The Fund moves with respect to the $200,000 settlement amount only, and not with respect to the approximately $72,000 in defense costs.
These record facts are taken from the Ellis Affidavit filed in opposition to the Motion. The Fund explicitly denies on the merits policy coverage for St. Paul’s claims against Ellis. The court takes judicial notice of public record facts with respect to prior proceedings only, for purposes of this Motion, and makes no findings on any other facts which may be disputed. Accordingly the court is not converting the Motion to one pursuant to Mass.R.Civ.P. 56. Jarosz v.
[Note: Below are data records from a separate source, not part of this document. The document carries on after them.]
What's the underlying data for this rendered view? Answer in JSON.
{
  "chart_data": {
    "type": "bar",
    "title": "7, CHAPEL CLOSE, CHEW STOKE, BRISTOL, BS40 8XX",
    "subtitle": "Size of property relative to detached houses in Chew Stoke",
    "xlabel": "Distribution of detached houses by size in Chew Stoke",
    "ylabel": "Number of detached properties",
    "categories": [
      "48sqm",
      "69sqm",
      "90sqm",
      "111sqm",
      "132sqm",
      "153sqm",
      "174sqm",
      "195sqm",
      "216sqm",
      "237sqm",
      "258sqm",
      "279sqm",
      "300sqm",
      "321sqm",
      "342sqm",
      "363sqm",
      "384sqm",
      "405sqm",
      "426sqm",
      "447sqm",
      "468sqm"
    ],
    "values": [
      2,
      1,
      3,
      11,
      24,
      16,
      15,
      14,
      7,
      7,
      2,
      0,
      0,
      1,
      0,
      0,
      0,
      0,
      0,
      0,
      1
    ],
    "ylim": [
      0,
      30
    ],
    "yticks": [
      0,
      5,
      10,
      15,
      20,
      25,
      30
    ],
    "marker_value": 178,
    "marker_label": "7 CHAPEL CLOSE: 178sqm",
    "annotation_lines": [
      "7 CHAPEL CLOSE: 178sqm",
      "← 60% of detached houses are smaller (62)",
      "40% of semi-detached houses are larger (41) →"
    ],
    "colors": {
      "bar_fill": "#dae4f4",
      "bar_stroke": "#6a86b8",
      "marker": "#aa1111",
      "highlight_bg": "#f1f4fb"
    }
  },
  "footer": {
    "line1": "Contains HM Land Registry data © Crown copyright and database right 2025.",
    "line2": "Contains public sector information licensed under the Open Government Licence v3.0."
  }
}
Palmer, 436 Mass. 526, 530 and n.2 (2002).
Pilón’s Case, 69 Mass.App.Ct. at 173; Dufresne’s Case, 51 Mass.App.Ct. at 88-89; Ferrari, 9 Mass.App.Ct. at 486-87.
Ellis argues in opposition that discovery could add something to this mix. The court finds the factual record complete and undisputed for purposes of the issue before it, and thus finds no additional facts could change the Fund’s entitlement to judgment as a matter of law.